There is no tax bill in Congress

(written by lawrence krubner, however indented passages are often quotes). You can contact lawrence at: lawrence@krubner.com, or follow me on Twitter.

I think the complete lack of knowing any facts is the part that history teachers will have difficulty explaining to children:

Perhaps the most telling thing President Trump said in his rambling justification of his decision to pull out of the Paris accords on climate change wasn’t about climate change at all. It was, rather, about the speedy advance of his administration’s tax bill in the United States Congress.

-@POTUS: “Our tax bill is moving along in Congress and I believe it’s doing very well.” pic.twitter.com/3ydxrv7cbN
— Steve Herman (@W7VOA) June 1, 2017

The thing about this is there is, literally, no tax bill.

No tax bill has been introduced to the US House of Representatives.

No tax bill has been introduced to the US Senate.

The White House has not released a tax plan that is detailed enough for experts to assess its economic or fiscal impact.

Indeed, just a week ago, Trump’s Office of Management and Budget Director Mick Mulvaney explained that what most experts saw as a $2 trillion accounting mistake in the White House budget was actually deliberate.

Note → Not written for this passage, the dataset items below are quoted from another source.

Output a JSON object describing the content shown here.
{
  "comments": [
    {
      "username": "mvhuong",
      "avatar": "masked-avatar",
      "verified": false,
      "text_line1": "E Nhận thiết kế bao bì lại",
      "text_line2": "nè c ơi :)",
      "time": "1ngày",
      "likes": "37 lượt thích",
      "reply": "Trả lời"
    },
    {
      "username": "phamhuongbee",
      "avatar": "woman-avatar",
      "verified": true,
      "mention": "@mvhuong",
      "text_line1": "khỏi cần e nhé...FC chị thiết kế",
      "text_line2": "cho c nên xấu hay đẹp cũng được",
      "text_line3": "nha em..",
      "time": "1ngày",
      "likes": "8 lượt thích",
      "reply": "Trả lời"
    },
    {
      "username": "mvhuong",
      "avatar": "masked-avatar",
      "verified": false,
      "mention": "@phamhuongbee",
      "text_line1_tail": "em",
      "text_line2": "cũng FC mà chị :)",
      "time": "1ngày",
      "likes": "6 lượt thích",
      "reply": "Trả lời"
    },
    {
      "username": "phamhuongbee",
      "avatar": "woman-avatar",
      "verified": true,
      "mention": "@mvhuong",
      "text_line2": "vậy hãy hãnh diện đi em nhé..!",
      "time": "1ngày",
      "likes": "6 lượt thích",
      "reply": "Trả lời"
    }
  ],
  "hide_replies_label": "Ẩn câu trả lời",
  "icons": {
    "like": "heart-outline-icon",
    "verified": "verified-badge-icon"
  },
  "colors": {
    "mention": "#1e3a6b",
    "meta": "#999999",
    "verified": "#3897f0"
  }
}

“It is and was too early to make any assumptions about what the final tax bill looks like,” he told members of the House Budget Committee, and that’s why the proposal does not assume any fiscal cost of the tax legislation.

Trump has no idea what he’s talking about
This is, to me, the scariest aspect of Trump’s approach to issues like the Paris accords.

Reasonable people can disagree on a range of policy issues. In this particular case, the fairly overwhelming consensus among experts seems to be that Trump is making a huge mistake for the American economy and for American diplomacy and making it meaningfully harder for the world to address climate change. But for a contrary view, I would recommend this take from Oren Cass, a senior fellow at the Manhattan Institute and domestic policy director for Mitt Romney’s 2012 campaign.